Kajsa P Kanebratt , Cardiovascular & Metabolic Diseases iMed DMPK, AstraZeneca R&D Gothenburg, Mölndal, Sweden
Annika Janefeldt , DMPK, Cardiovascular and metabolic diseases, AstraZeneca R&D Gothenburg, Mölndal, Sweden
Alexandra Peric , AstraZeneca R&D Gothenburg, Mölndal, Sweden
Julia Jonsson , AstraZeneca R&D Gothenburg, Mölndal, Sweden
Linnea Johansson , AstraZeneca R&D Gothenburg, Mölndal, Sweden
Constanze Hilgendorf , DMPK and Bioanalytical Chemistry, AstraZeneca R&D Gothenburg, Mölndal, Sweden
Tommy B Andersson , DMPK, Cardiovascular and metabolic diseases, AstraZeneca R&D Gothenburg, Mölndal, Sweden
Complex processes in the liver such as drug uptake, metabolism, and efflux is difficult to study using established cell suspension or monolayer cultures since primary human hepatocytes are rapidly de-differentiating in these systems. This is especially true for drugs that are dependent on specific receptors for uptake, slowly metabolized or dependent on transporters for cell efflux.
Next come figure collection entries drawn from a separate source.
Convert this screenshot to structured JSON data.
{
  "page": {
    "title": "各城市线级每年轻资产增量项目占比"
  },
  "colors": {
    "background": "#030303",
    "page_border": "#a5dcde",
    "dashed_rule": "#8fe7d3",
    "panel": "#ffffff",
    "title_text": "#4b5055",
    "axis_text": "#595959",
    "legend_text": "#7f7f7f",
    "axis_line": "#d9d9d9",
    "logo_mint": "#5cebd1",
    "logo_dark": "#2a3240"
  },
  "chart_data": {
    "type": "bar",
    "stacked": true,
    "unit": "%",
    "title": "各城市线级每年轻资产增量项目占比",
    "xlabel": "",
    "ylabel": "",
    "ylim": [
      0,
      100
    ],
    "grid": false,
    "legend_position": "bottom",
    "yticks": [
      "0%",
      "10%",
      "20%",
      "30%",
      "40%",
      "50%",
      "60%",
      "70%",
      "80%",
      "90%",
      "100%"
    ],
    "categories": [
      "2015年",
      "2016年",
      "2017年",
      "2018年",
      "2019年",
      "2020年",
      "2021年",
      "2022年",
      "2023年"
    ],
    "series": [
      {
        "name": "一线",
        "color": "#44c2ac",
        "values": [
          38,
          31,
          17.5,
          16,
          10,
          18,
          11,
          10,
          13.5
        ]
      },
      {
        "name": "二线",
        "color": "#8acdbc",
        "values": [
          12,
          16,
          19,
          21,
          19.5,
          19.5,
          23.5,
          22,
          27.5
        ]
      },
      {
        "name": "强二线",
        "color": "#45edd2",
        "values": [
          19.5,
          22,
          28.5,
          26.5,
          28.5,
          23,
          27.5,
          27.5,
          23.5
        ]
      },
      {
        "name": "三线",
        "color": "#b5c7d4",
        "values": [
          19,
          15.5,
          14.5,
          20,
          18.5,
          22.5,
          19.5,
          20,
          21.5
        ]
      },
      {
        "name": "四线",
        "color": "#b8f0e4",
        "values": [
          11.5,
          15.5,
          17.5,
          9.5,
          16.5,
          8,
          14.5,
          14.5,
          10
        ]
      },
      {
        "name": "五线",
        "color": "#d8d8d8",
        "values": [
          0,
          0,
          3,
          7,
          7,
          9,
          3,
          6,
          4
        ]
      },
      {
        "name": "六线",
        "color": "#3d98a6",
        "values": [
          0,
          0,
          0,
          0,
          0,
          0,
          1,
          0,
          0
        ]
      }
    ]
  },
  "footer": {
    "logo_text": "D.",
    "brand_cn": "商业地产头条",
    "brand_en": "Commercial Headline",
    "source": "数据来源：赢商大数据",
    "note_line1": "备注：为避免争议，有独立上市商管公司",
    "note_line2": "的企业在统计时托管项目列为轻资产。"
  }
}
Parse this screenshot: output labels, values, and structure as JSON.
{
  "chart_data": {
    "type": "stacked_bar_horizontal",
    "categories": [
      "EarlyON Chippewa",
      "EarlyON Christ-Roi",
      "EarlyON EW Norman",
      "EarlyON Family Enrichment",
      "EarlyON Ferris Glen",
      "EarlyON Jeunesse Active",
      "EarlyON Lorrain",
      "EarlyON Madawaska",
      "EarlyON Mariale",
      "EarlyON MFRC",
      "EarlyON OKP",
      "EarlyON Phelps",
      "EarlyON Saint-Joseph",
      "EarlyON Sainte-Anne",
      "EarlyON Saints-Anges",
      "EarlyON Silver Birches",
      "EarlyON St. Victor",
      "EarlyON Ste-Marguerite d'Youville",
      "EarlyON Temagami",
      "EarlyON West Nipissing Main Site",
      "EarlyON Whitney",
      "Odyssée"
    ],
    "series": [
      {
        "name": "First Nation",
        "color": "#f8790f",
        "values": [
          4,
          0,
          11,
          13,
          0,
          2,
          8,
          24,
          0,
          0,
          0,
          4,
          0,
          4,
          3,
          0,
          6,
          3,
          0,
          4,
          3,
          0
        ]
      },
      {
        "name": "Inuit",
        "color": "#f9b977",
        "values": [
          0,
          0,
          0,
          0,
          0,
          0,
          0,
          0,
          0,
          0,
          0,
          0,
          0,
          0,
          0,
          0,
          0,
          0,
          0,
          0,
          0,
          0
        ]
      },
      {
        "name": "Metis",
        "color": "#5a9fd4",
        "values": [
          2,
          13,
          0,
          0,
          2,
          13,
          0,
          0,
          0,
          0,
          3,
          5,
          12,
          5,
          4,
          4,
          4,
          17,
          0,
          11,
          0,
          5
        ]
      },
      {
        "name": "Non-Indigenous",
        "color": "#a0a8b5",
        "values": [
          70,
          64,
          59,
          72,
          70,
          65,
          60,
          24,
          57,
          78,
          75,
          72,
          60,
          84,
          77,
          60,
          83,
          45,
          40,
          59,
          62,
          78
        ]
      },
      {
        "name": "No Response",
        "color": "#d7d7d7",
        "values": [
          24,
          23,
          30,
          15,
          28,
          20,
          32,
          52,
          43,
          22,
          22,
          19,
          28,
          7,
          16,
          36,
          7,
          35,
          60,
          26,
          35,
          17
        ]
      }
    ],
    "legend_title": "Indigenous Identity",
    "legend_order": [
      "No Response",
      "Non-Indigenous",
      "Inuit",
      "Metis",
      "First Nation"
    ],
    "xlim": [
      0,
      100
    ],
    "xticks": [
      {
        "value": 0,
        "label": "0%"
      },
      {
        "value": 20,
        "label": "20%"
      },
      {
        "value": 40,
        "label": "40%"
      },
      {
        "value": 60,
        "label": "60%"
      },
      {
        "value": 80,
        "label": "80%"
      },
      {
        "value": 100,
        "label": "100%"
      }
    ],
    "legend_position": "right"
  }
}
To address this, we developed 3D spheroid cultures using primary human hepatocytes alone or in co-culture with primary human stellate cells. Cells were seeded in ultra-low attachment plates at a density of 2000 cells/well and spheroids were fully formed after five to seven days. Spheroids were sampled at different time points over a three week culture period and hematoxylin and eosin staining did not show any evidence of necrotic core in the spheroids during the whole culture period. Immunohistochemical analysis also revealed staining of the drug metabolizing enzyme CYP3A4 and the drug transporter MRP2 throughout the spheroid. The expression and activities of the major drug metabolizing cytochrome P450 enzymes were retained throughout the whole culturing period of three weeks indicating a stable functionality over time. The activity of the bile canalicular transporter MRP2 was also investigated using the fluorescent substrate CMFDA. The MRP2 transporter was found to be active over the culture time and could be inhibited by the selective MRP2 inhibitor probenecid. Thus, the liver spheroid 3D culture model shows promising results for long term metabolism and disposition studies and has the potential to be developed into a disease model and used in targeted drug delivery studies.